La grève de la faim a encore gagné du terrain vendredi dans les geôles de Guantanamo où de plus en plus de détenus étaient nourris de force, technique que des organisations jugent contraire aux droits de l'homme.

«Nous continuerons à les empêcher de mourir de faim», a déclaré à l'AFP le lieutenant-colonel Samuel House, porte-parole de la prison.

À Guantanamo, la grève de la faim, en cours depuis bientôt trois mois, a rallié 97 détenus vendredi, sur une population carcérale de 166 hommes, selon un bilan quotidien de la prison en constante augmentation.

Un nombre record de 19 prisonniers étaient alimentés par des tubes reliés à l'estomac par la cloison nasale. Et parmi eux, cinq étaient hospitalisés, mais n'étaient pas en «danger de mort».

«C'est le droit des détenus de protester. Cependant, c'est notre mission de leur fournir un environnement sain, humain et sûr et nous ne laisserons pas nos prisonniers mourir de faim», a ajouté le porte-parole militaire, alors qu'une controverse agite la prison: faut-il ou non forcer les protestataires à s'alimenter?

De l'avis du Comité international de la Croix Rouge (CICR), qui a récemment envoyé une équipe à Guantanamo, «c'est un sujet de discorde avec les États-Unis».

Le CICR et d'autres organisations de défense des droits de l'homme interdisent l'alimentation forcée qu'ils jugent «contraire aux critères éthiques professionnels et médicaux établis» au niveau international.

«Si quelqu'un sain d'esprit exprime le souhait de n'être ni alimenté ni hydraté, le personnel médical a l'obligation éthique d'accéder à ses voeux», a déclaré le Dr Vincent Lacopino, expert de Physicians for Human Rights. «Dans ce contexte, nourrir une personne de force est non seulement une violation éthique, mais peut aussi s'apparenter à de la torture ou à un mauvais traitement», a-t-il dit au Miami Herald.

La Maison-Blanche «suit de près» la situation

L'Association médicale américaine (AMA) a envoyé vendredi une lettre de protestation au Congrès ce dont se sont félicités les avocats des détenus, qui réclament le transfert des prisonniers et la fermeture de la prison.

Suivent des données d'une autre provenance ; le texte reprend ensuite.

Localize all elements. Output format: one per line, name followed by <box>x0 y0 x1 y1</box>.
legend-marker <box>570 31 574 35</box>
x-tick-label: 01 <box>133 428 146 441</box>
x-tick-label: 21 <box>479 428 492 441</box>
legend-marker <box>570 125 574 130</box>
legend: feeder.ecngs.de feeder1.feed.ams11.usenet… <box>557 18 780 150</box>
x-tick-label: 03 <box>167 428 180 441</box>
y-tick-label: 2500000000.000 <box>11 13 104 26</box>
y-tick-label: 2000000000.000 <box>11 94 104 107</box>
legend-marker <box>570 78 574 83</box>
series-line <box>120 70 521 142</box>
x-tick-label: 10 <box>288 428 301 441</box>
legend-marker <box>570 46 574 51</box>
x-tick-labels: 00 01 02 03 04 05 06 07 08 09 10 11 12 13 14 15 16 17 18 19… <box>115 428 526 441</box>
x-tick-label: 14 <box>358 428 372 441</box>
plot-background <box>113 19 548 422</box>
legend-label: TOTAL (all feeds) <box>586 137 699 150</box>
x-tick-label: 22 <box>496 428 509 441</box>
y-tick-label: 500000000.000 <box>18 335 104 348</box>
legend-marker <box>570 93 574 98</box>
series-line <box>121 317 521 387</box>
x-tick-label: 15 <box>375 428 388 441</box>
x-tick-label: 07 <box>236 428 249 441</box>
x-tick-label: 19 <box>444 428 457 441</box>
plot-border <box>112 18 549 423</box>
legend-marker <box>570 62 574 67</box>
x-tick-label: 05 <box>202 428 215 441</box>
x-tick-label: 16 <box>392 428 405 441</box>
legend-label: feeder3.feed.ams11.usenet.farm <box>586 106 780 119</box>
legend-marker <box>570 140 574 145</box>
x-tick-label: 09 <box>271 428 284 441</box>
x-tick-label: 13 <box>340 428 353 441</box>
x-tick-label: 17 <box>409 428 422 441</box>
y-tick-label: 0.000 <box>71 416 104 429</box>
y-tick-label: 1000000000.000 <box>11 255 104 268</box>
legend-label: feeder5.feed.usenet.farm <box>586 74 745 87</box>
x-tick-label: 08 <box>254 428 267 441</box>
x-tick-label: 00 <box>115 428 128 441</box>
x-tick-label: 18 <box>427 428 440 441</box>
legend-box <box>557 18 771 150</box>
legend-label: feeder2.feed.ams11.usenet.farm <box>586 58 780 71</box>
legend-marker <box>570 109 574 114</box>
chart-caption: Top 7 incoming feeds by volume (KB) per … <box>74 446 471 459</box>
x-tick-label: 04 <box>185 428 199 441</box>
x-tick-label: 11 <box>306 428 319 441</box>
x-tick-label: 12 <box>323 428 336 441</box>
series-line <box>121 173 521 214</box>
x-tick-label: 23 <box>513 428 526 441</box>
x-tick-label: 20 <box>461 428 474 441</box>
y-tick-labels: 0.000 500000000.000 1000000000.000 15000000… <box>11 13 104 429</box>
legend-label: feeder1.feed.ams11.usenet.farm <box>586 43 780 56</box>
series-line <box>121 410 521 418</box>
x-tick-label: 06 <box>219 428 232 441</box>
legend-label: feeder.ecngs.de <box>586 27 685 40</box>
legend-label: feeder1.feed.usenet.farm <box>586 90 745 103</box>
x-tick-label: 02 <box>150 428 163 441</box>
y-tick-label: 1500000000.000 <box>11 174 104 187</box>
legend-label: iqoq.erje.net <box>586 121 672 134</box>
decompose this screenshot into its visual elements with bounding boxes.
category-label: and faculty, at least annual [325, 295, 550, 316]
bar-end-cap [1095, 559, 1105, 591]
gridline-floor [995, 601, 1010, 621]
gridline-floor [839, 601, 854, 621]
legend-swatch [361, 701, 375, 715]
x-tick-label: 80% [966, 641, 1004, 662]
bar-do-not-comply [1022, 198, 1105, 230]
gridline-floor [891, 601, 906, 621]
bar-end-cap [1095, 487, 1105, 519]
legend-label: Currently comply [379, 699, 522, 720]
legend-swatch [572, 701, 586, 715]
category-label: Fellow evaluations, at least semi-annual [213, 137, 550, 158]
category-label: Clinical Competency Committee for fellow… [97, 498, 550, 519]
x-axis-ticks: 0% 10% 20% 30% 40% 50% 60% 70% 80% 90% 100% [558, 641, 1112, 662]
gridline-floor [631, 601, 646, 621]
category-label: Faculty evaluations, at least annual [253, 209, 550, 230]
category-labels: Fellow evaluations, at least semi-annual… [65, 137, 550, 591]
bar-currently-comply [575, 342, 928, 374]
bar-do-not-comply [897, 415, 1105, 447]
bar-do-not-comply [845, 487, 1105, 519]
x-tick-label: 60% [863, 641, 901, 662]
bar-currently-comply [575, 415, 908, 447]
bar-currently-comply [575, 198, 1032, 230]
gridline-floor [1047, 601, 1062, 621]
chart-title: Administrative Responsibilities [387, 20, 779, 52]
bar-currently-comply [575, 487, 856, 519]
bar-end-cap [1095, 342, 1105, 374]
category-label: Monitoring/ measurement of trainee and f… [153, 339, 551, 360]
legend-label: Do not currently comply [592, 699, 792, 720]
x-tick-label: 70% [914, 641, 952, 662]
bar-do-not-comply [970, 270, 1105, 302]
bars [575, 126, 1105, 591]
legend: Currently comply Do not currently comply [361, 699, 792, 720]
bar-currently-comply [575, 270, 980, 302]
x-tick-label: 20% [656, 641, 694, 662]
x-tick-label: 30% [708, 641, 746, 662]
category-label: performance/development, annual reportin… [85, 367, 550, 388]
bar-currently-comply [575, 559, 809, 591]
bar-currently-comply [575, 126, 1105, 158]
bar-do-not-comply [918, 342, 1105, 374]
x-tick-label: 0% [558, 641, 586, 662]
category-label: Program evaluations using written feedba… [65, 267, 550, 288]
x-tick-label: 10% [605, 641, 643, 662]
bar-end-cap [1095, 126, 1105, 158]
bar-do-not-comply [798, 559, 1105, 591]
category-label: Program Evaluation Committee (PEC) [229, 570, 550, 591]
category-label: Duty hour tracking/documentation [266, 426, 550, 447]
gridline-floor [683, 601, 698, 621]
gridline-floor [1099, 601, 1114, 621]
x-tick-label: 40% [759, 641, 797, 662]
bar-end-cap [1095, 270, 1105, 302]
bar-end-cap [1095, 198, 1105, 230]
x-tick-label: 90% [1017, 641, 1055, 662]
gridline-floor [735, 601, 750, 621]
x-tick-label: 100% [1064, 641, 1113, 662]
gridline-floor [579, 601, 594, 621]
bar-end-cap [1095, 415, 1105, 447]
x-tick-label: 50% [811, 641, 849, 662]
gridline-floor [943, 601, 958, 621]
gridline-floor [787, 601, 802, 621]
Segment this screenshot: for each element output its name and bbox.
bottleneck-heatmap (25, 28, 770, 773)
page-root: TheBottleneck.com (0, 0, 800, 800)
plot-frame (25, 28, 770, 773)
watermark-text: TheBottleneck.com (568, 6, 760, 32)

«En réaffirmant son opposition de longue date au gavage de force des détenus, l'association médicale la plus importante du pays a délivré une cinglante réprimande à la réponse inadéquate de l'administration Obama à cette grève de la faim», a indiqué Vincent Warren, chef de la direction du Centre de défense des droits constitutionnels (CCR).

À Guantanamo, «le régime d'alimentation forcée est très dur», a déclaré à l'AFP un avocat, Omar Farah, du CCR. Un de ses clients lui a confié avoir renoncé à une grève de la faim par le passé après avoir été «nourri de force au point d'être +trop plein+ et de vomir, attaché» à des sangles, «un tube de caoutchouc dans le nez».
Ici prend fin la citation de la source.